“We have been looking at this issue for some months already, taking into consideration realities in other European countries”, the Finance Minister said in Estonia during an EU meeting.
“We believe that some adjustments are necessary, but above transparency, we believe in good European fiscal relations,” added Mário Centeno.
While he said it was important Portugal maintained its “fiscal independence”, he added the country needs to respect its European partners.
The Minister failed to provide a deadline for a tax on expat pensioners to be introduced, or whether it would be a flat rate of either five or ten percent, but said several studies still needed to be completed before a rate and a date were announced.
It is also believed that the tax rate will only apply to future residents looking to benefit from the so-called non-habitual resident programme.
Following the announcement by Mário Centeno, Portugal’s national real estate association APEMIP has termed the move a “crass error” as the programme has brought extensive benefits to the real estate market and the national economy since its introduction.
In a statement, APEMIP president Luís Lima said: “We seem to destroy whatever works well in Portugal. We created golden visas which brought in thousands of euros in foreign investment but quickly became the target of bureaucratic problems and blockages, which have damaged its credibility.”
APEMIP argued the success of the local lodging programme is also being undone by legislation.
“Now, we are targeting the non habitual resident programme, which has been one of the primary reasons for the recovery of the property market just because other countries are dissatisfied. It’s absurd”, lamented the association.
Foreign property buyers made up 20 percent of the market last year, with latest figures pointing to this number being on the increase in 2017.
The building industry has also attacked the move to introduce a tax on expat pensions, saying the government was giving the wrong image of the country to potential foreign investors.
The legislation entitles pensioners to be exempt from taxes both in their home nation and in Portugal.
The special regime for pensioners allows an exemption of a foreign occupational pension so long as its beneficiary qualifies for a special tax regime for non-habitual residents.
One of the requirements is that the pensioner be a non-habitual resident for Portuguese income tax purposes, while the second is that the pension is an occupational pension, paid from a foreign source.
Should these requirements be met, the pension will not be taxed in Portugal and depending on the provisions of the applicable tax treaty, it is also usually non-taxable in the source country for the duration of residence in Portugal.
Figures from the Finance Ministry recently showed that while people taking up the beneficial tax treatment in Portugal failed to exceed a hundred a year in the first four years following its introduction, this number exceeded ten a day in 2015 and continues
to rise.
The first signs of problems with the system came after pressure from the Finnish government reached a deal with Lisbon allowing it to come after expat pensioners who are residing in Portugal.

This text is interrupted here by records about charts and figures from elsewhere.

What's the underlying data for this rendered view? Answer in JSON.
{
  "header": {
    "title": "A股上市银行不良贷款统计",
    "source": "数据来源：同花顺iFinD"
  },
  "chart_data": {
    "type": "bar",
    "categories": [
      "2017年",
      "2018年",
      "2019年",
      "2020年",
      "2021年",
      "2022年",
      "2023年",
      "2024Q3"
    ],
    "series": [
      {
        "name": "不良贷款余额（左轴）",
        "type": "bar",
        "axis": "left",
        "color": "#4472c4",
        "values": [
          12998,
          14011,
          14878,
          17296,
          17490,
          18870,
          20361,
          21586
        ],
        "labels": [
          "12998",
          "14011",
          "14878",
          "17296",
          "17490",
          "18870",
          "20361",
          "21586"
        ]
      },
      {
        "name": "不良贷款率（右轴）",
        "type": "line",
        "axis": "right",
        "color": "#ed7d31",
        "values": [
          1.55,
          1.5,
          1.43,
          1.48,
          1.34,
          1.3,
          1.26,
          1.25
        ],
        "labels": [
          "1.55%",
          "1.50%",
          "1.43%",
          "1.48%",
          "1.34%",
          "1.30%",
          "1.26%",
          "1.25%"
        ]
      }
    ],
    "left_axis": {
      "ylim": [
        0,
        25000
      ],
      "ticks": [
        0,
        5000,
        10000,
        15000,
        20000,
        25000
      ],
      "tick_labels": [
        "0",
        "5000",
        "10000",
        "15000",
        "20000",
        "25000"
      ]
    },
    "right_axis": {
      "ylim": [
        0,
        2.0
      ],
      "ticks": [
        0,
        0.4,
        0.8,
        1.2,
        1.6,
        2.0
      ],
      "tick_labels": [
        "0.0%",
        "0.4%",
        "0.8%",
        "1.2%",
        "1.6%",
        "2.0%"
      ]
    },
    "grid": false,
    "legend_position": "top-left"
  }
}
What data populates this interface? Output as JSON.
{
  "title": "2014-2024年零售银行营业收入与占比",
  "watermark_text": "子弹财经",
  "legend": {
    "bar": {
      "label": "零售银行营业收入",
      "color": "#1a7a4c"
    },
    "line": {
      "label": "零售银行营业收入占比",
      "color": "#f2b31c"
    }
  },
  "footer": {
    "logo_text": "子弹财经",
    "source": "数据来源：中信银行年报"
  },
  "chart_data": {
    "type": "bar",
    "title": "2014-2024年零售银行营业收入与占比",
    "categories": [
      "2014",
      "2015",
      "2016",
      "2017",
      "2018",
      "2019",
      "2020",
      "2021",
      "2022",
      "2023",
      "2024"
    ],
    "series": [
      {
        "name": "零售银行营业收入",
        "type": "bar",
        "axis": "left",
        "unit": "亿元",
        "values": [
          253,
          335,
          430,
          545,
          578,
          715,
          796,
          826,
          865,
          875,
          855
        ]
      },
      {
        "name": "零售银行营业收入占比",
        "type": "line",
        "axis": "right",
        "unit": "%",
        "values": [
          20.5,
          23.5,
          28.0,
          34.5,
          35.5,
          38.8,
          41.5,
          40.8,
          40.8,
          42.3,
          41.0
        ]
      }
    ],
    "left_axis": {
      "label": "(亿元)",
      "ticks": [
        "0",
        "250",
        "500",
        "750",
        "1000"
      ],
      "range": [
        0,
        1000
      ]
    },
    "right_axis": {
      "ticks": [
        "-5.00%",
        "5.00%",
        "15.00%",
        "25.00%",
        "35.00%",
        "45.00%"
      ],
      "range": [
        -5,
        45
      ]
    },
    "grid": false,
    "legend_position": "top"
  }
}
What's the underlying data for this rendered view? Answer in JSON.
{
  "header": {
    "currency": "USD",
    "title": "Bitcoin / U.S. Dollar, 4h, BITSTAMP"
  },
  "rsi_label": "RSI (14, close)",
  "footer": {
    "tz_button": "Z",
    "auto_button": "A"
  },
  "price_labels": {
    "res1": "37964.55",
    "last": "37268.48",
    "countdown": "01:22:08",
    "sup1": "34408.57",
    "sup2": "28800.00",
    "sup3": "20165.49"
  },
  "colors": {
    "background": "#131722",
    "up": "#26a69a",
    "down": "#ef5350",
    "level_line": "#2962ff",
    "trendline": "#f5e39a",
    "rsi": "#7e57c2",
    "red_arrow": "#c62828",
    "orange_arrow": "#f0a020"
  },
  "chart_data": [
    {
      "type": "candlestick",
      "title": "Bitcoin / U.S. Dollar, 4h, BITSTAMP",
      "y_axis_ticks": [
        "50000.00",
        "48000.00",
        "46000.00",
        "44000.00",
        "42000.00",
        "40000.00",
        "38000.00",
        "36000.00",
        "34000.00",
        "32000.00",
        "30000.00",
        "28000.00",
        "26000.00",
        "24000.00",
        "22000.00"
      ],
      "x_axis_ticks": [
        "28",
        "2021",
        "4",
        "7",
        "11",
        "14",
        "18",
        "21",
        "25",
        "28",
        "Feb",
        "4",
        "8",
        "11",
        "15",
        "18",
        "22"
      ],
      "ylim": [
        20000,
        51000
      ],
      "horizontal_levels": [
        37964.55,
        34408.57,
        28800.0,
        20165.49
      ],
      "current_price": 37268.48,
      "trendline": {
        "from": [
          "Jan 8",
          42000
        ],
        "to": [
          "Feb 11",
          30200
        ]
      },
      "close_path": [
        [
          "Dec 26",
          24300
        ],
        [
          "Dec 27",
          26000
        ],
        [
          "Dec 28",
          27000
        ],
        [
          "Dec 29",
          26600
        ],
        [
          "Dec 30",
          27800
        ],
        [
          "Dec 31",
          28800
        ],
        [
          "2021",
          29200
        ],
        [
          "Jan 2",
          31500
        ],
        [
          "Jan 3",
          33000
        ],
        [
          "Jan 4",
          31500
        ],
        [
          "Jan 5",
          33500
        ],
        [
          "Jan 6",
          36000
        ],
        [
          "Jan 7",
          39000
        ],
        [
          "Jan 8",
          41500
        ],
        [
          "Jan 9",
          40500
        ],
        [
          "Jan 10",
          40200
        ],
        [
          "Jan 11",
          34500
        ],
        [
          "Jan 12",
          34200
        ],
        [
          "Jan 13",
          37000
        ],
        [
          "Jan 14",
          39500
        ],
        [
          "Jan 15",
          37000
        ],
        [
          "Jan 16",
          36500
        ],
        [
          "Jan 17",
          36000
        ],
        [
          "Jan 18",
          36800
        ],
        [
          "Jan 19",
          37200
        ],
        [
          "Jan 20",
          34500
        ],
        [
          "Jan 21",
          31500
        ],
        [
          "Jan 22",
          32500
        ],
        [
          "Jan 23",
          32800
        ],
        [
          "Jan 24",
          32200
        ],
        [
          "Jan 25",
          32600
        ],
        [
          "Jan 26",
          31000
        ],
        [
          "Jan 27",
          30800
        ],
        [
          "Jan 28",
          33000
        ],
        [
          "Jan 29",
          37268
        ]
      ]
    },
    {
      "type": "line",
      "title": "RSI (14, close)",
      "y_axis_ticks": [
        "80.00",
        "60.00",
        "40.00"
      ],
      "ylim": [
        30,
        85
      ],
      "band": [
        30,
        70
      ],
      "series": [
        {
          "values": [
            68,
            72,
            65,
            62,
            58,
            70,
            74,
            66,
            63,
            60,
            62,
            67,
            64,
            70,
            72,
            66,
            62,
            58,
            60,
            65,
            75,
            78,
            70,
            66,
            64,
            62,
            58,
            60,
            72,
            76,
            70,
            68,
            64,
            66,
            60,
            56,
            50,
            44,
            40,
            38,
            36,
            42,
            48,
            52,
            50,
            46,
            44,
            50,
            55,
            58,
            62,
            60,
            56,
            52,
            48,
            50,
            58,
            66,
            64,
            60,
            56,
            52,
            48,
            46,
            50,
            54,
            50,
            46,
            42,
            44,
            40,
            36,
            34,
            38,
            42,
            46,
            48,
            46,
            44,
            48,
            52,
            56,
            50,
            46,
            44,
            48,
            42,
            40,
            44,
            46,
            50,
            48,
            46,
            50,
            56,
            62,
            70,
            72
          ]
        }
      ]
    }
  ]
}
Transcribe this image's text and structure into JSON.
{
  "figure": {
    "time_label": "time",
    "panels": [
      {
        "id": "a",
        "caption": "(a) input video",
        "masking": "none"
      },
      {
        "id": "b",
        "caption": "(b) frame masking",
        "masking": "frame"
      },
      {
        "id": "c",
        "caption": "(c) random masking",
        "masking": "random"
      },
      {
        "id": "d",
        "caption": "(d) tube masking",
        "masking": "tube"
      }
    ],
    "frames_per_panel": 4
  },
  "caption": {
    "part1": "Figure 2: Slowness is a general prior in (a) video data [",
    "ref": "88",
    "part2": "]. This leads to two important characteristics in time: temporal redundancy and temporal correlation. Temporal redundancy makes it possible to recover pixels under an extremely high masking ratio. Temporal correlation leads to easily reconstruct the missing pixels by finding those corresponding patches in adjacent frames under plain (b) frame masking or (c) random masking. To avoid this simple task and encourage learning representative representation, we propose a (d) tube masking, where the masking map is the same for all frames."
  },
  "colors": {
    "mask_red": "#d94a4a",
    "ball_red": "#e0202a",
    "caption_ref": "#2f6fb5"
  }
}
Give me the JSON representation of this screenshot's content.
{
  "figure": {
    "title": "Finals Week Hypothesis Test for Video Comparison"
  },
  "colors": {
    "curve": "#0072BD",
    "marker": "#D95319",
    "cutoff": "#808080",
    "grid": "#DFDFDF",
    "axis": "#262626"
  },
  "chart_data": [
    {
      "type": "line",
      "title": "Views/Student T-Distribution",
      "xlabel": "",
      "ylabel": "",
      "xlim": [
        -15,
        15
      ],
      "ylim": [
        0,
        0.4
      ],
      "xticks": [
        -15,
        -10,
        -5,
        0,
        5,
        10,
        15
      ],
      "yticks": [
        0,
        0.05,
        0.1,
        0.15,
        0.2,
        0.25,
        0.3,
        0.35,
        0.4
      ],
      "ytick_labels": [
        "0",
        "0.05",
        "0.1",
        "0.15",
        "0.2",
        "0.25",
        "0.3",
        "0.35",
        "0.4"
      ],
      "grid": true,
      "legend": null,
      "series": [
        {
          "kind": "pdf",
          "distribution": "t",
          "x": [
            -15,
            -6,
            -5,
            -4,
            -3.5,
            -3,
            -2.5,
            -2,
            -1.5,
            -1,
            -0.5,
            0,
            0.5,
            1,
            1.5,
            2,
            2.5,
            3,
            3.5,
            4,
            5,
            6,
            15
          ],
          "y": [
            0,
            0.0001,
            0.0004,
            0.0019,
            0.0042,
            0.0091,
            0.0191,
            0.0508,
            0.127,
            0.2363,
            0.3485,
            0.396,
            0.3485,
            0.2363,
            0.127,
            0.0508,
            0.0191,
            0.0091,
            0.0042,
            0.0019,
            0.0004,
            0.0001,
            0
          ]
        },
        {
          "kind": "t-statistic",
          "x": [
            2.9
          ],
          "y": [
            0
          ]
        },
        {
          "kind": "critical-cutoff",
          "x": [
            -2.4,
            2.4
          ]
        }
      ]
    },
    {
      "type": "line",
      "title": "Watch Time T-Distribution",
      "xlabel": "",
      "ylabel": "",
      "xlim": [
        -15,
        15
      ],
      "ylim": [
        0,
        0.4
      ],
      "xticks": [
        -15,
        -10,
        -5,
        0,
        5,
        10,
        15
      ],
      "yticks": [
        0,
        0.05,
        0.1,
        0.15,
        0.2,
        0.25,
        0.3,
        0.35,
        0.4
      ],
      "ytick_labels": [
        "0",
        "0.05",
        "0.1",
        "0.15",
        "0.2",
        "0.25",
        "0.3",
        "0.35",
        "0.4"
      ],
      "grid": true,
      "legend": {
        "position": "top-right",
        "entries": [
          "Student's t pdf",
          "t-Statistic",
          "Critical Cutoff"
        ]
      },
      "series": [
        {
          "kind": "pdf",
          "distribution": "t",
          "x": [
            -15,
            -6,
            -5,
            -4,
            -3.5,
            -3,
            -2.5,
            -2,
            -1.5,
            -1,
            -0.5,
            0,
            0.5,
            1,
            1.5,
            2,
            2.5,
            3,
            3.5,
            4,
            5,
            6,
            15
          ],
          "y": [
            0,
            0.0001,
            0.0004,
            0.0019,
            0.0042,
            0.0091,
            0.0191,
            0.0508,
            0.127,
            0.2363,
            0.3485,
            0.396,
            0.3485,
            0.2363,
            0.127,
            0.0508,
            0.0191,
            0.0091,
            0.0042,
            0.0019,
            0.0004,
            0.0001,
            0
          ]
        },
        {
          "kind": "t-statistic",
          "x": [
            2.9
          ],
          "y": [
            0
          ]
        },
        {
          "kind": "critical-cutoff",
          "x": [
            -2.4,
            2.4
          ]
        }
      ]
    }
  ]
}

Public opinion in Finland became incensed about the Portuguese fiscal loophole, when a top shareholder in a top Finnish company revealed in an interview that she was moving to Portugal with her family to avoid paying tax.
This particular incident is said to have been behind Helsinki’s insistence to reach a tax deal with Lisbon.
The Swedish Finance Minister also said earlier this year that she had a serious discussion with her Portuguese counterpart over the matter.
Magdalena Andersson further revealed that Mário Centeno had shown a certain level of understanding.
She had also earlier told Swedish television that citizens who move to Portugal should do so for reasons such as the “climate, green wine or Fado, and not to avoid paying taxes.”
Other EU states have also expressed their aversion to the current legislation, with the Netherlands and France reportedly also starting to exert pressure on Portugal to revise rules governing tax benefits for expat pensioners residing here.
The Netherlands has been particularly vociferous in its
criticism of the regime, reportedly arguing that the rule has effectively transformed Portugal into
a tax haven within the EU’s borders.